Now, if $5x = 90 \degree$, then $x = 360\degree / 20$, the angle of a regular icosagon. And if we can construct the angle of a regular icosagon, then we certainly can construct the angle of a regular pentagon by duplicating twice.
So, when $5x = 90\degree$, $u = \cos (360\degree / 20) = \cos 18\degree$ satisfies $$
0 = 16u^{5} - 20u^{3} +5u
$$I make this choice because we are just solving a polynomial root. And since $u \neq 0$, we need to solve $$
0 = 16u^{4} - 20 u ^{2} + 5.
$$
Set $w = 4u^{2}$, then we solve $$
0 = w^{2} -5u +5
$$
This gives $$
w = \frac{5 \pm \sqrt{25-20}}{2}= \frac{5 \pm \sqrt{5}}{2}
$$
So, $$
u = \pm \sqrt{\frac{5\pm\sqrt{5}}{8}}.
$$
Now we know $u = \cos (360\degree / 20) > 0$, so we take the outer positive sign, $$
u = \sqrt{\frac{5\pm\sqrt{5}}{8}}
$$Now which of these two is $u$? If we take $-$ sign, note $$
\frac{5 - \sqrt{5}}{8} < \frac{5-2}{8} = \frac{3}{8} = \frac{24}{64} < \frac{25}{64}
$$
and so $$
\sqrt{\frac{5-\sqrt{5}}{8}}< \sqrt{\frac{25}{64}} = \frac{5}{8} < \frac{\sqrt{3}}{2} = \frac{4 \sqrt{3}}{8} = \cos 30 \degree
$$(The latter is because $25 < 48$) This means $$
\sqrt{\frac{5-\sqrt{5}}{8}} = \cos \theta\degree
$$where $\theta > 30$, which is not the angle $360\degree / 20 = 18 \degree$ that we seek.
Hence $$
\cos 18\degree = \sqrt{\frac{5 + \sqrt{5}}{8}}
$$
Great, we can construct $\sqrt{5}$, and certainly $\sqrt{\frac{5+\sqrt{5}}{8}}$. Then by duplicating this angle twice, we get $72\degree$.
Alternatively, in a regular pentagon, if one connects two non-adjacent vertices with the center, we get an isosceles triangle where one angle is $18\degree$. Which we can construct the rest of the regular pentagon this way.
Now, this isn't the shortest. So can we do better?
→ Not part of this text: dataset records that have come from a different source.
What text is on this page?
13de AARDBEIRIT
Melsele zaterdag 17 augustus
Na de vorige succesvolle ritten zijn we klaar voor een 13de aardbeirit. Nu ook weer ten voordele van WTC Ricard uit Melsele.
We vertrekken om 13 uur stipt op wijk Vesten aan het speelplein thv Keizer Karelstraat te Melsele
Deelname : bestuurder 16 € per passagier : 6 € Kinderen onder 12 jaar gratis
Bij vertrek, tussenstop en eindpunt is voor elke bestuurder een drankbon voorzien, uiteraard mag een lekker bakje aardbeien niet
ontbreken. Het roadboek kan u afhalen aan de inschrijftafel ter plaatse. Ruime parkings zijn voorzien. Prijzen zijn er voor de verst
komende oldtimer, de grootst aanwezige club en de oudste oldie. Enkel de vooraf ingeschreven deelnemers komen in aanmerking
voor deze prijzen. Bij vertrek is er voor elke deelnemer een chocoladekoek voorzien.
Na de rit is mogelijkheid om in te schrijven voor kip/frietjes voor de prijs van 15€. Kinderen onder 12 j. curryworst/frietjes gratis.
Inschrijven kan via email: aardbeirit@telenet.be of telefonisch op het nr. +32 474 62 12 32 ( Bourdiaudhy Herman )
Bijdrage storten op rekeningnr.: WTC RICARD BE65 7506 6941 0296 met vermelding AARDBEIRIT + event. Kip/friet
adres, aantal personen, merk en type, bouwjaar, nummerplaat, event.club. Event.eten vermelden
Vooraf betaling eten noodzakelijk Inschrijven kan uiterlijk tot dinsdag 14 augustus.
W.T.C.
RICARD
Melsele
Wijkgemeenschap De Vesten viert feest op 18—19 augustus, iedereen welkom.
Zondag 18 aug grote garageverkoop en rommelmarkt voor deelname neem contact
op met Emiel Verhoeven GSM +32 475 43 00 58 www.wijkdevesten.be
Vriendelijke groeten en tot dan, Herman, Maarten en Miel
By double angle formula, $$
\cos 2\theta = 2\cos^{2}\theta -1,
$$so $$
\cos 36\degree = 2 \left( \frac{5+\sqrt{5}}{8} \right) - 1 = \frac{1 + \sqrt{5}}{4}
$$
Much better! And $36\degree$ occurs as the angle of the isosceles triangle formed by connecting three consecutive vertices of a regular pentagon.
Hmm, if we apply double angle formula again, we get $$
\cos 72\degree = \frac{-1 + \sqrt{5}}{4}
$$
Both of these angles $72\degree$ and $36\degree$ are easier to construct than $18\degree$ that involves an iterated square root.
# A simple construction.
Take a regular pentagon, and we note the measures in the following figure:
![[regular-pentagon.png]]
Consider a regular pentagon inscribed in a circle of radius 1 in the left figure, with center $O$. Then we note that angle $\angle B A C = 36\degree$. And since triangle $\triangle CBA$ is a right triangle with $CA=2$, we see that $AB = 2 \cos 36\degree = \frac{1+\sqrt{5}}{2}$ .
Now in the figure on the right, also a circle of radius 1, but now with a circle of radius $1 / 2$ with center $P$ that is at the mid point from the center $O$ to the circumference. The line segment $AP = \sqrt{1 + \frac{1}{4}}$, and the segment $AQ = \frac{1}{2} + AP = \frac{1+\sqrt{5}}{2}$, which a length we desired for $AB$!
Hence all we need is to construct the figure on the right, join from $A$ to $P$ to meet $Q$, and $AQ$ gives the length of $AB$ that we need to construct the rest of the regular pentagon!